Я видела, что Зигфрид вздохнул с облегчением. Бог ты мой, значит, он боялся услышать что-то другое? Он прижал лицо мальчика к своей щеке и сказал:
— Он прав, этот сапожник… Они не стали бы так неистовствовать, если бы меня уже не было. Может, вам тогда удалось бы даже изменить фамилию. Вам стало бы легче жить…
— Замолчи! — вскрикнула я. — Что ты такое говоришь?
— А почему бы мне не говорить, Матильда? — ответил он. — Ведь это верно.
— Я не выношу таких разговоров.
Он погладил меня по плечу.
— Стоит ли в моем возрасте все начинать с начала? — Он помолчал. — Стоит ли все пустить по ветру только потому, что я неугоден государству? Ради кого я всю жизнь работал? И ты также, хорошая моя? Ради этих разбойников, готовых нас ограбить? Или ради вас, чтобы вам всем легче жилось? Все-таки только ради вас. Только ради вас…
Курт поднялся и вышел из комнаты.
Бернхард поспешил вслед за ним. На ходу он пробормотал что-то насчет «посмотрим» и насчет того, что «должен же найтись какой-то выход».

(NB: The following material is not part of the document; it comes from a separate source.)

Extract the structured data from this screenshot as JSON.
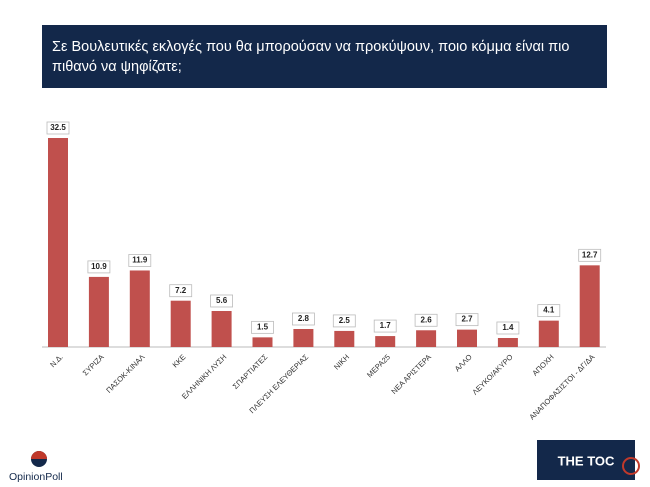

Зигфрид прислушивался к каждому звуку, следил за каждым движением, он сидел, не двигаясь, уставившись в одну точку. Этот его взгляд испугал меня. Этот взгляд говорил больше, чем все слова. И я упала на колени перед ним и закричала, пусть он не сомневается, мы все любим его по-прежнему. Он погладил меня по голове, но не сказал ни слова.
На следующий день я помчалась к его и своей родне. Я была у Софи и у Йозефа Зиттенфельда, у Макса Терхофа в Новавесе за городом, а также и у Арно Згольцхаймера и везде получила отказ. Я разослала телеграммы за границу: «Немедленно вышлите пять тысяч марок». Никто не откликнулся. Вы тоже. Собери мы все, что имели, получилось бы без малого три тысячи марок. У Зигфрида было тысяча шестьсот, у Курта и Бернхарда вместе около тысячи. Несколько сот марок было у Лизбет. Ее жених Отто Тиле мог бы, конечно, добавить порядочную сумму, однако не захотел. Не потому, что ему жалко было денег; он боялся навлечь на себя неприятности, если поможет нам.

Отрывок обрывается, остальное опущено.